U.S. House of Representatives Committee on Homeland Security

05/21/2026 | Press release | Distributed by Public on 05/21/2026 13:42

Subcommittee Chairman Ogles Opens Hearing on State and Local Cybersecurity

WASHINGTON, D.C. -- Today, Subcommittee on Cybersecurity and Infrastructure Protection Chairman Andy Ogles (R-TN) delivered the following opening statement in a hearing to examine the escalating cyber threats facing state and local governments and assess the federal government's role in supporting non-federal partners, including through the Cybersecurity and Infrastructure Security Agency (CISA) and the State and Local Cybersecurity Grant Program (SLCGP).


Watch Subcommittee Chairman Ogles ' opening statement here.


As prepared for delivery:

Good afternoon and thank you all for joining us. I think we have New York, Florida, Virginia, and the great state of Tennessee. I want to extend my sincere appreciation to our witnesses - the men and women on the front lines of cybersecurity in our states and local communities - for traveling here today.

The cyber threat facing America's states, cities, and counties today looks nothing like it did five years ago. Nation-state actors, ransomware groups, and criminal organizations have grown more capable, more persistent, and more willing to target systems that Americans rely on every day.

Artificial intelligence is changing this fight in both directions. State and local governments are beginning to use AI to detect threats faster, respond more efficiently, and do more with limited staff. But our adversaries are using those same capabilities against us, crafting more convincing phishing attacks, finding vulnerabilities faster, and carrying out operations that once required specialized expertise.

The witnesses with us today have played a key role in helping their states embrace digital transformation and expand access to government services. But with this increased connectivity comes a larger attack surface and a greater level of risk.

Just last week, a ransomware attack on Canvas shut down classes for students and faculty in the middle of final exams. Hospitals have had to turn away patients and cancel surgeries when their systems were held hostage. State agencies have gone offline for weeks, cutting seniors off from benefits they have earned and depend on. And water utilities have had their control systems probed and, in some cases, compromised. Each of these incidents has a real human cost, and they are happening more often.
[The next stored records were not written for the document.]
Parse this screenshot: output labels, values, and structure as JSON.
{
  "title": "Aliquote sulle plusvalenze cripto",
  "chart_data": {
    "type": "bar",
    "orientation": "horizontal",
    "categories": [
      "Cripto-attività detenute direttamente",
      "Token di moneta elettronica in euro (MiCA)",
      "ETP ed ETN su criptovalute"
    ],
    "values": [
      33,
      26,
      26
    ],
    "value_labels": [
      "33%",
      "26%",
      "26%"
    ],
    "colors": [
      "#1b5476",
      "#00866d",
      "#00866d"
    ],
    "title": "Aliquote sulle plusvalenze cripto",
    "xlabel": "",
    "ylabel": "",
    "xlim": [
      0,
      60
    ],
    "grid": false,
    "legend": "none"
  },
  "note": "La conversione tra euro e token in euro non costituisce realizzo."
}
The core problem is a mismatch that Congress has an obligation to address. State and local governments are expected to defend against the same adversaries our Intelligence Community tracks, including China, Russia, and Iran, but with budgets and workforces that bear no comparison to what those nation-states deploy against us. A county government in rural America may not have a single dedicated cybersecurity professional. And yet that county holds sensitive data on its residents, runs systems that deliver essential services, and sits inside a network of American infrastructure that our adversaries are actively working to disrupt.

I know this from personal experience. Before I came to Congress, I served as a county executive in Tennessee. We had no dedicated cybersecurity staff and a tight budget, and we still had an obligation to protect our residents' data and keep their government running. That is in part why the testimony we will hear today matters to me.

To their credit, states have not been waiting for Washington to figure this out. Today, we will hear about whole-of-state cybersecurity strategies that push resources and expertise down to counties and municipalities that could not otherwise afford them. We will hear about information-sharing programs that give smaller jurisdictions access to threat intelligence they could never build on their own. We will hear about workforce programs developed with universities and community colleges to train the next generation of defenders. These are real solutions, and they deserve real support from Congress.

But state efforts can only go so far without federal support. Congress recognized that in 2021, when it created the State and Local Cybersecurity Grant Program and put one billion dollars behind it over four years. The premise was simple. A small town faces the same threats as a large city, and a rural county is not exempt from Chinese or Russian cyber actors just because it has a limited IT budget. That program helped communities that could not otherwise help themselves.

Unless Congress acts, that program expires this September. We should not let that happen, and we certainly should not let it happen at a moment when the threat is growing ever worse.

That is why I am committed to enacting the PILLAR Act, which we passed and we sent to the Senate Homeland Security Committee.

Reauthorization alone is not enough, though. We have four years of program history now, and we owe it to taxpayers to ask whether the money is being spent well, whether the structure is right, and whether the outcomes match the investment. Today is an opportunity to get honest answers from the people who have actually run these programs.

I look forward to hearing from our witnesses, especially Tennessee, and using what we learn today to drive action.